He looked disappointed.

"I shall be late for market," he said. "I must do them myself."

He went back into the house without another word. He never reproached Leone, let her do what she would.

On Leone's most beautiful face were evident marks of bad temper, and she did not care to conceal it. With a gesture of impatience she started forward, passed over the farmyard and went through the gate out into the lane, from the lane to the high-road, and she stood there leaning over the white gate, watching the cattle as they drank from the deep, clear pool.

The sun shone full upon her, and the warm, sweet beams never fell on anything more lovely; the only drawback to the perfection of the picture was this: she did not look in harmony with the scene – the quiet English landscape, the golden cornfields, the green meadows, the great spreading trees whereon the birds sung, the tall spire of the little church, the quaint little town in the distance, the brook that ran gurgling by.

She looked out of harmony with them all; she would have been in perfect keeping had the background been of snow-capped mountains and foaming cascades. Here she looked out of place; she was on an English farm; she wore a plain English dress, yet she had the magnificent beauty of the daughters of sunny Spain. Her beauty was of a peculiar type – dark, passionate, and picturesque like that of the pomegranate, the damask rose or the passion-flower.

There was a world in her face – of passion, of genius, of power; a face as much out of place over the gates of a farm as a stately gladiolus would be among daisies and buttercups. An artist looking for a model of some great queen who had conquered the world, for some great heroine for whom men had fought madly and died, might have chosen her. But in a farmyard! there are no words to tell how out of place it was. She stood by the gate holding the ribbons of her hat in her hand – beautiful, imperious, defiant – with a power of passion about her that was perhaps her greatest characteristic.

She looked round the quiet picture of country life with unutterable contempt.

"If I could but fly away," she said; "I would be anything on earth if I could get away from this – I would not mind what; I would work, teaching, anything; the dull monotony of this life is killing me."

Her face was so expressive that every emotion was shown on it, every thought could be read there; the languid scorn of the dark eyes, and the proud curves of the daintily arched lips, all told of unconcealed contempt.

"A farm," she said to herself; "to think that when the world is full of beautiful places, my lot must be cast on a farm. If it had been in a palace, or a gypsy's camp – anywhere where I could have tasted life, but a farm."

The beautiful restless face looked contemptuously out on the green and fertile land.

"A farm means chickens running under one's feet, pigeons whirling round one's head, cows lowing, dogs barking, no conversation but crops – "

She stopped suddenly. Coming up the lane she saw that which had never gladdened her eyes here before; she saw a gentleman, handsome and young, walking carelessly down the high-road, and as he drew near, another gentleman, also handsome, but not quite so young, joined him.

They came laughing down the high-road together, but neither of them saw her until they reached the great elm-tree.

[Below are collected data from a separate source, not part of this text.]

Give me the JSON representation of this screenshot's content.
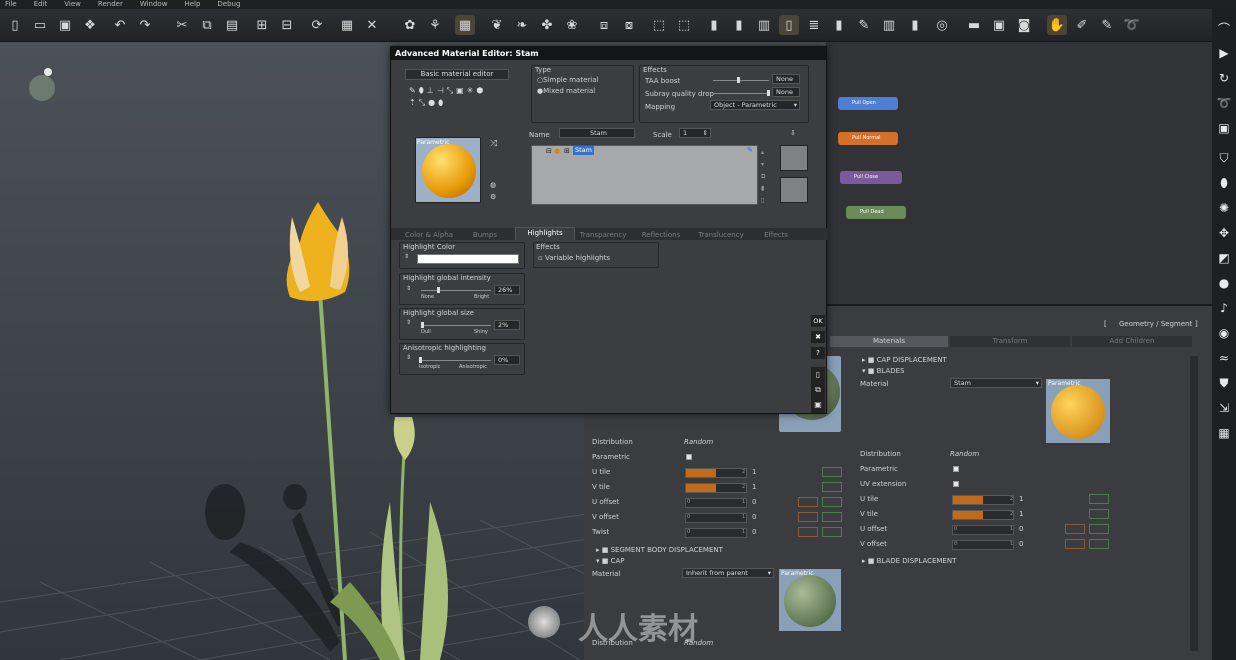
{
  "menu": [
    "File",
    "Edit",
    "View",
    "Render",
    "Window",
    "Help",
    "Debug"
  ],
  "editor": {
    "title": "Advanced Material Editor: Stam",
    "basic_btn": "Basic material editor",
    "type_label": "Type",
    "type_simple": "Simple material",
    "type_mixed": "Mixed material",
    "effects_label": "Effects",
    "taa_label": "TAA boost",
    "taa_val": "None",
    "subray_label": "Subray quality drop",
    "subray_val": "None",
    "mapping_label": "Mapping",
    "mapping_val": "Object - Parametric",
    "name_label": "Name",
    "name_val": "Stam",
    "scale_label": "Scale",
    "scale_val": "1",
    "tree_item": "Stam",
    "preview_label": "Parametric",
    "tabs": [
      "Color & Alpha",
      "Bumps",
      "Highlights",
      "Transparency",
      "Reflections",
      "Translucency",
      "Effects"
    ],
    "hl_color_label": "Highlight Color",
    "hl_intensity_label": "Highlight global intensity",
    "hl_intensity_min": "None",
    "hl_intensity_max": "Bright",
    "hl_intensity_val": "26%",
    "hl_size_label": "Highlight global size",
    "hl_size_min": "Dull",
    "hl_size_max": "Shiny",
    "hl_size_val": "2%",
    "aniso_label": "Anisotropic highlighting",
    "aniso_min": "Isotropic",
    "aniso_max": "Anisotropic",
    "aniso_val": "0%",
    "effects_group": "Effects",
    "variable_hl": "Variable highlights",
    "ok": "OK",
    "close": "✖",
    "help": "?"
  },
  "nodes": [
    {
      "label": "Pull Open",
      "color": "#4f7fd4"
    },
    {
      "label": "Pull Normal",
      "color": "#d4702a"
    },
    {
      "label": "Pull Close",
      "color": "#7a5a9a"
    },
    {
      "label": "Pull Dead",
      "color": "#6a8a5a"
    }
  ],
  "panel": {
    "breadcrumb": "Geometry / Segment",
    "bracket_l": "[",
    "bracket_r": "]",
    "tabs": [
      "Materials",
      "Transform",
      "Add Children"
    ],
    "left": {
      "distribution_label": "Distribution",
      "distribution_val": "Random",
      "parametric_label": "Parametric",
      "u_tile_label": "U tile",
      "u_tile_val": "1",
      "u_tile_max": "2",
      "v_tile_label": "V tile",
      "v_tile_val": "1",
      "v_tile_max": "2",
      "u_offset_label": "U offset",
      "u_offset_val": "0",
      "u_offset_max": "1",
      "u_offset_min": "0",
      "v_offset_label": "V offset",
      "v_offset_val": "0",
      "v_offset_max": "1",
      "v_offset_min": "0",
      "twist_label": "Twist",
      "twist_val": "0",
      "twist_max": "1",
      "twist_min": "0",
      "segment_body": "SEGMENT BODY DISPLACEMENT",
      "cap": "CAP",
      "material_label": "Material",
      "material_val": "Inherit from parent",
      "preview_label": "Parametric",
      "distribution2_label": "Distribution",
      "distribution2_val": "Random"
    },
    "right": {
      "cap_disp": "CAP DISPLACEMENT",
      "blades": "BLADES",
      "material_label": "Material",
      "material_val": "Stam",
      "preview_label": "Parametric",
      "distribution_label": "Distribution",
      "distribution_val": "Random",
      "parametric_label": "Parametric",
      "uv_ext_label": "UV extension",
      "u_tile_label": "U tile",
      "u_tile_val": "1",
      "u_tile_max": "2",
      "v_tile_label": "V tile",
      "v_tile_val": "1",
      "v_tile_max": "2",
      "u_offset_label": "U offset",
      "u_offset_val": "0",
      "u_offset_max": "1",
      "u_offset_min": "0",
      "v_offset_label": "V offset",
      "v_offset_val": "0",
      "v_offset_max": "1",
      "v_offset_min": "0",
      "blade_disp": "BLADE DISPLACEMENT"
    }
  },
  "watermark": "人人素材",
  "colors": {
    "accent": "#c06a1a",
    "editor_bg": "#3b3d41"
  }
}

The sight of that wondrous young face, with its rich, piquant beauty, startled them. One passed her by without a word, the other almost stopped, so entirely was he charmed by the lovely picture. As he passed he raised his hat; her beautiful face flushed; she neither smiled nor bowed in return, but accepted the salute as a tribute to her beauty, after the same fashion a queen acknowledges the salutes and homage of her subjects.

With one keen glance, she divided him from his companion, the man who had not bowed to her. She took in that one glance a comprehensive view. She knew the color of his eyes, of his hair, the shape of his face, the peculiar cut of his clothes, so different to those worn by the young farmers; the clustering hair, the clear-cut face, the delicate profile, the graceful ease of the tall, thin figure, were with her from that moment through all time.

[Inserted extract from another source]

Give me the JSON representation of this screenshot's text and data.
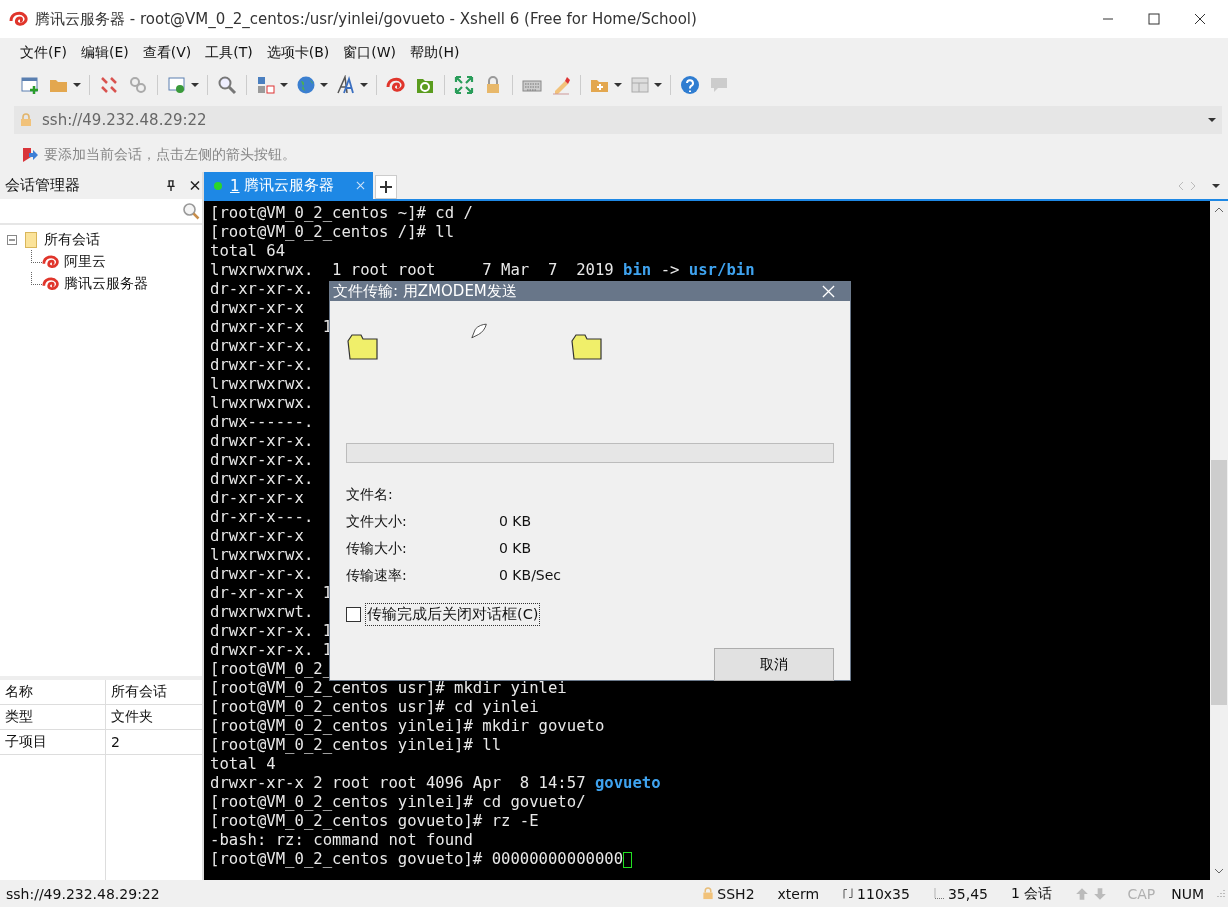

The deep low bow gratified her. She knew that she was gifted with a wondrous dower of beauty. She knew that men were meek when a beautiful face charmed them. The involuntary homage of this handsome young man pleased her. She would have more of it. When he rejoined his companion, she heard him say:

"What a wonderful face, Euston – the most beautiful I have ever seen in my life."

That pleased her still more; she smiled to herself.

"Perhaps I shall see him again," she thought.

Then one of the girls from the village passed the gate, and stopped for a few minutes' conversation.

"Did you see those gentlemen?" asked the girl; and Leone answered:

"Yes."

"They have both come to live at Dr. Hervey's, to 'read,' whatever that means. The young one, with the fair hair, is a lord, the eldest son of a great earl; I do not remember the name."

So it was a great lord who had bowed to her, and thought her more beautiful than any one he had ever seen. Her heart beat with triumph.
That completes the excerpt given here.